Are there other products that have daily options.
I am not familiar with other markets where daily options exist.
Why does only AEX have daily options?
Cost
I would say there is limited benefit to having daily options, while there is a certain amount of overhead (cost) with having new options listed.
For each option contract (expiration, strike and call or put) that is listed, the exchange usually has to enlist a market maker or two (or more) who will continuously provide bids and offers for all of the options on that underlying. All of those options have to be updated when the price changes in the underlying market, the data consumes bandwidth on dedicated data links, and the bandwidth costs money.
Each unique position has to be managed for risk and valued, and consumes capacity on the market participants computers as well as the exchange computers.
Critical Mass
If these contracts are not heavily traded then market makers will not see any benefit in being more aggressive on the spreads, so spreads will remain wide, so people will tend not to trade them... and so on.
Motivation
The exchanges have been keen to increase their contract volumes (that's how they get paid) so they have tried various ways to increase the number of contracts with the hope that by having more choices, people will trade more. But what happens is other market participants become skeptical particularly without any obvious additional profit potential, so don't they don't make any extra effort to participate but complain to the exchange about the bandwidth and administrative costs, so that after a few months, the initiative gets abandoned.

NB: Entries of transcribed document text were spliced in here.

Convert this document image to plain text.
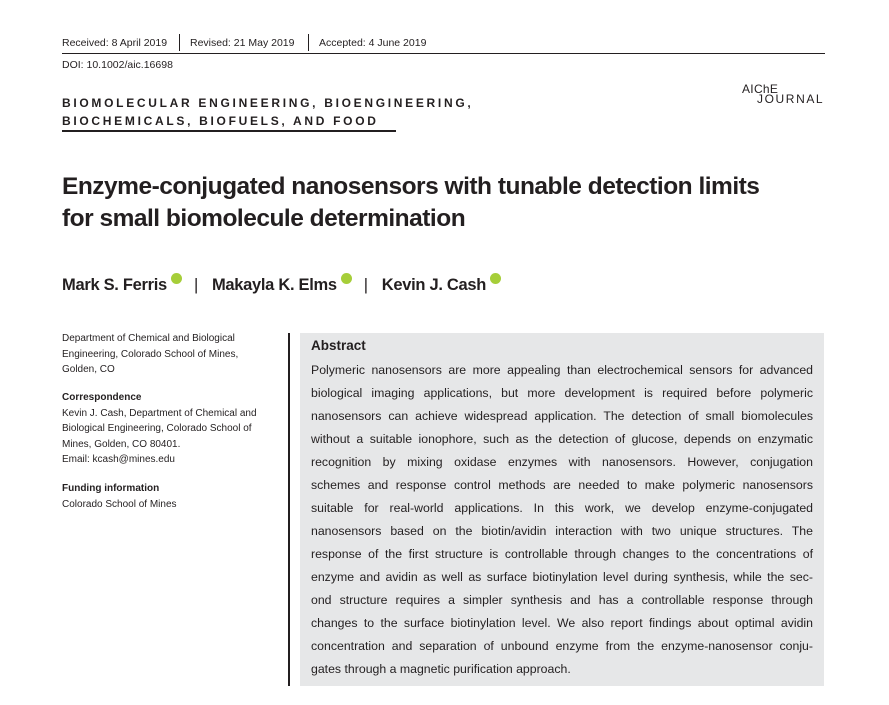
Received: 8 April 2019 Revised: 21 May 2019 Accepted: 4 June 2019
DOI: 10.1002/aic.16698
AIChE
JOURNAL
BIOMOLECULAR ENGINEERING, BIOENGINEERING,
BIOCHEMICALS, BIOFUELS, AND FOOD
Enzyme-conjugated nanosensors with tunable detection limits
for small biomolecule determination
Mark S. Ferris | Makayla K. Elms | Kevin J. Cash
Department of Chemical and Biological
Engineering, Colorado School of Mines,
Golden, CO
Correspondence
Kevin J. Cash, Department of Chemical and
Biological Engineering, Colorado School of
Mines, Golden, CO 80401.
Email: kcash@mines.edu
Funding information
Colorado School of Mines
Abstract
Polymeric nanosensors are more appealing than electrochemical sensors for advanced
biological imaging applications, but more development is required before polymeric
nanosensors can achieve widespread application. The detection of small biomolecules
without a suitable ionophore, such as the detection of glucose, depends on enzymatic
recognition by mixing oxidase enzymes with nanosensors. However, conjugation
schemes and response control methods are needed to make polymeric nanosensors
suitable for real-world applications. In this work, we develop enzyme-conjugated
nanosensors based on the biotin/avidin interaction with two unique structures. The
response of the first structure is controllable through changes to the concentrations of
enzyme and avidin as well as surface biotinylation level during synthesis, while the sec-
ond structure requires a simpler synthesis and has a controllable response through
changes to the surface biotinylation level. We also report findings about optimal avidin
concentration and separation of unbound enzyme from the enzyme-nanosensor conju-
gates through a magnetic purification approach.
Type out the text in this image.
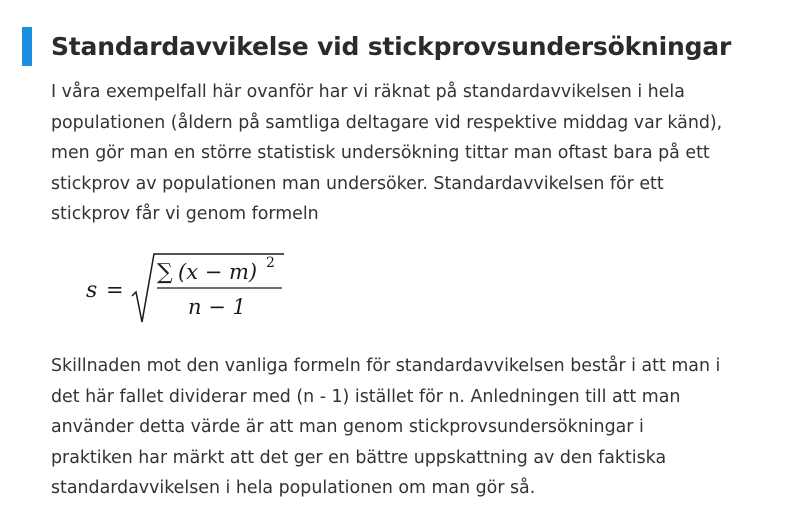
Standardavvikelse vid stickprovsundersökningar

I våra exempelfall här ovanför har vi räknat på standardavvikelsen i hela
populationen (åldern på samtliga deltagare vid respektive middag var känd),
men gör man en större statistisk undersökning tittar man oftast bara på ett
stickprov av populationen man undersöker. Standardavvikelsen för ett
stickprov får vi genom formeln

s =
∑ (x − m) 2
n − 1

Skillnaden mot den vanliga formeln för standardavvikelsen består i att man i
det här fallet dividerar med (n - 1) istället för n. Anledningen till att man
använder detta värde är att man genom stickprovsundersökningar i
praktiken har märkt att det ger en bättre uppskattning av den faktiska
standardavvikelsen i hela populationen om man gör så.
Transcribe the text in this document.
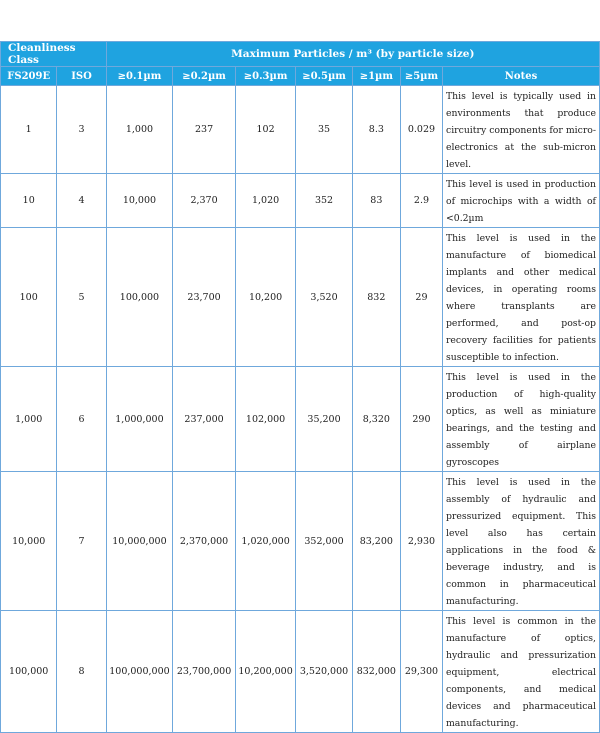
Cleanliness Class		Maximum Particles / m³ (by particle size)						
FS209E	ISO	≥0.1µm	≥0.2µm	≥0.3µm	≥0.5µm	≥1µm	≥5µm	Notes
1	3	1,000	237	102	35	8.3	0.029	This level is typically used in environments that produce circuitry components for micro-electronics at the sub-micron level.
10	4	10,000	2,370	1,020	352	83	2.9	This level is used in production of microchips with a width of <0.2µm
100	5	100,000	23,700	10,200	3,520	832	29	This level is used in the manufacture of biomedical implants and other medical devices, in operating rooms where transplants are performed, and post-op recovery facilities for patients susceptible to infection.
1,000	6	1,000,000	237,000	102,000	35,200	8,320	290	This level is used in the production of high-quality optics, as well as miniature bearings, and the testing and assembly of airplane gyroscopes
10,000	7	10,000,000	2,370,000	1,020,000	352,000	83,200	2,930	This level is used in the assembly of hydraulic and pressurized equipment. This level also has certain applications in the food & beverage industry, and is common in pharmaceutical manufacturing.
100,000	8	100,000,000	23,700,000	10,200,000	3,520,000	832,000	29,300	This level is common in the manufacture of optics, hydraulic and pressurization equipment, electrical components, and medical devices and pharmaceutical manufacturing.
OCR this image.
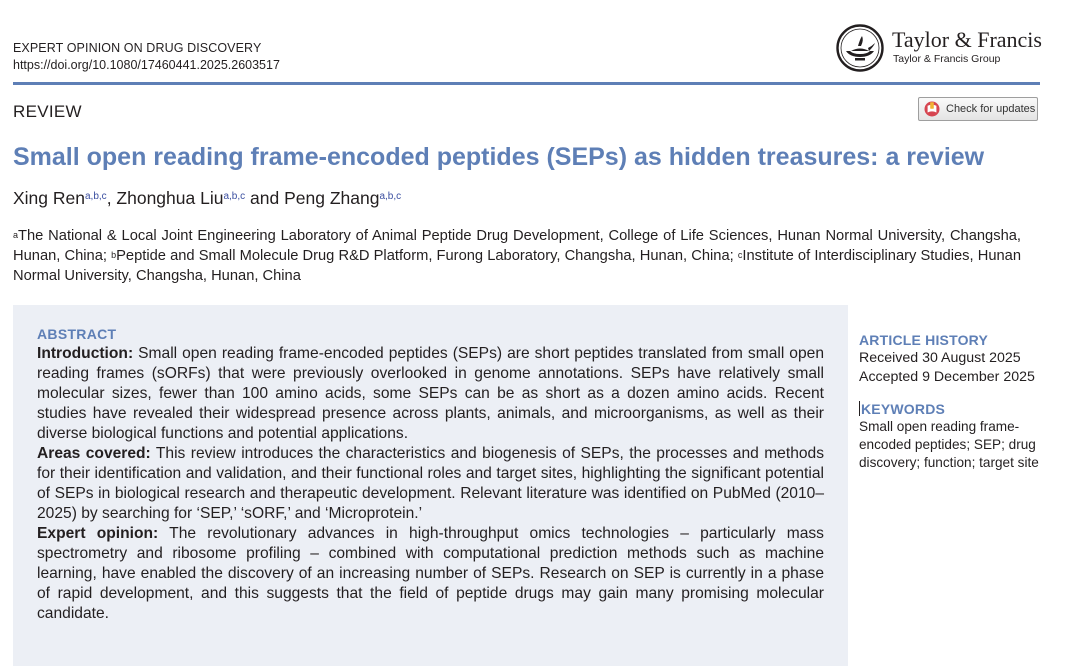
EXPERT OPINION ON DRUG DISCOVERY
https://doi.org/10.1080/17460441.2025.2603517
Taylor & Francis
Taylor & Francis Group
REVIEW	Check for updates
Small open reading frame-encoded peptides (SEPs) as hidden treasures: a review
Xing Ren$^{a,b,c}$, Zhonghua Liu$^{a,b,c}$ and Peng Zhang$^{a,b,c}$
$^a$The National & Local Joint Engineering Laboratory of Animal Peptide Drug Development, College of Life Sciences, Hunan Normal University, Changsha, Hunan, China; $^b$Peptide and Small Molecule Drug R&D Platform, Furong Laboratory, Changsha, Hunan, China; $^c$Institute of Interdisciplinary Studies, Hunan Normal University, Changsha, Hunan, China
ABSTRACT

Introduction: Small open reading frame-encoded peptides (SEPs) are short peptides translated from small open reading frames (sORFs) that were previously overlooked in genome annotations. SEPs have relatively small molecular sizes, fewer than 100 amino acids, some SEPs can be as short as a dozen amino acids. Recent studies have revealed their widespread presence across plants, animals, and microorganisms, as well as their diverse biological functions and potential applications.

Areas covered: This review introduces the characteristics and biogenesis of SEPs, the processes and methods for their identification and validation, and their functional roles and target sites, highlighting the significant potential of SEPs in biological research and therapeutic development. Relevant literature was identified on PubMed (2010–2025) by searching for ‘SEP,’ ‘sORF,’ and ‘Microprotein.’

Expert opinion: The revolutionary advances in high-throughput omics technologies – particularly mass spectrometry and ribosome profiling – combined with computational prediction methods such as machine learning, have enabled the discovery of an increasing number of SEPs. Research on SEP is currently in a phase of rapid development, and this suggests that the field of peptide drugs may gain many promising molecular candidate.

ARTICLE HISTORY
Received 30 August 2025
Accepted 9 December 2025
KEYWORDS
Small open reading frame-encoded peptides; SEP; drug discovery; function; target site
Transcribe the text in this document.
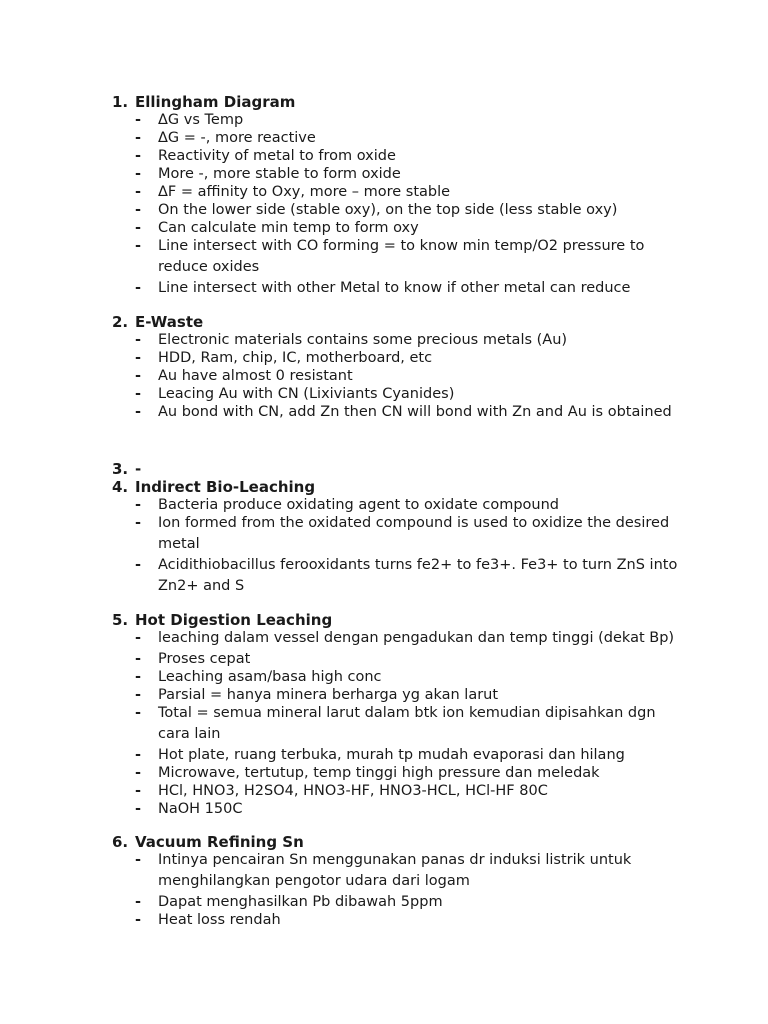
1. Ellingham Diagram
- ΔG vs Temp
- ΔG = -, more reactive
- Reactivity of metal to from oxide
- More -, more stable to form oxide
- ΔF = affinity to Oxy, more – more stable
- On the lower side (stable oxy), on the top side (less stable oxy)
- Can calculate min temp to form oxy
- Line intersect with CO forming = to know min temp/O2 pressure to reduce oxides
- Line intersect with other Metal to know if other metal can reduce
2. E-Waste
- Electronic materials contains some precious metals (Au)
- HDD, Ram, chip, IC, motherboard, etc
- Au have almost 0 resistant
- Leacing Au with CN (Lixiviants Cyanides)
- Au bond with CN, add Zn then CN will bond with Zn and Au is obtained
3. -
4. Indirect Bio-Leaching
- Bacteria produce oxidating agent to oxidate compound
- Ion formed from the oxidated compound is used to oxidize the desired metal
- Acidithiobacillus ferooxidants turns fe2+ to fe3+. Fe3+ to turn ZnS into Zn2+ and S
5. Hot Digestion Leaching
- leaching dalam vessel dengan pengadukan dan temp tinggi (dekat Bp)
- Proses cepat
- Leaching asam/basa high conc
- Parsial = hanya minera berharga yg akan larut
- Total = semua mineral larut dalam btk ion kemudian dipisahkan dgn cara lain
- Hot plate, ruang terbuka, murah tp mudah evaporasi dan hilang
- Microwave, tertutup, temp tinggi high pressure dan meledak
- HCl, HNO3, H2SO4, HNO3-HF, HNO3-HCL, HCl-HF 80C
- NaOH 150C
6. Vacuum Refining Sn
- Intinya pencairan Sn menggunakan panas dr induksi listrik untuk menghilangkan pengotor udara dari logam
- Dapat menghasilkan Pb dibawah 5ppm
- Heat loss rendah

In an environment where option volumes are decreasing, exchanges will listen to those who have ideas about how they can get more volume, but many of these ideas tend to fall through. Superficially they sound like a way the exchange can bring in more volume, but the exchanges don't get the buy-in of the market makers to make any real effort.
Market makers now are having a tough time with many closing down completely because they're unable to cover their overhead costs.
History
We have seen this in the US with:
The dollar strike program. Exchanges experimented with having options with $1.00 price increments between option prices. This is largely abandoned.
Weekly options. The OCC implemented an entire rewrite of the option symbology ("OSI") so they could have arbitrary expiration dates, strikes, but even today there is still much more liquidity in the 'regular' monthly expirations than the weeklies.
Lack of Profit
Also, there is a tendency for the smaller granularity expiration periods only to be used with near-term expirations. For example, it doesn't really matter if an option you buy expires on January 17th 2020, or January 16th 2020, but people are more interested in the next few days.
However, option market makers make their money from premiums (rather than transaction fees) which increase the further you go into the future - options two years out are more expensive than options that expire in the next few days. As a result they would be less willing to trade near-term options as they would make less revenue for the same transaction costs.
Alternatives
There are some mechanisms to create custom options (e.g. flex options) but these are not widely used.
Is there a regulatory reason that only AEX has daily options?
No. Mainly business reasons. Though obviously any new (US) option type has to go through the SRO rule-making process to become effective.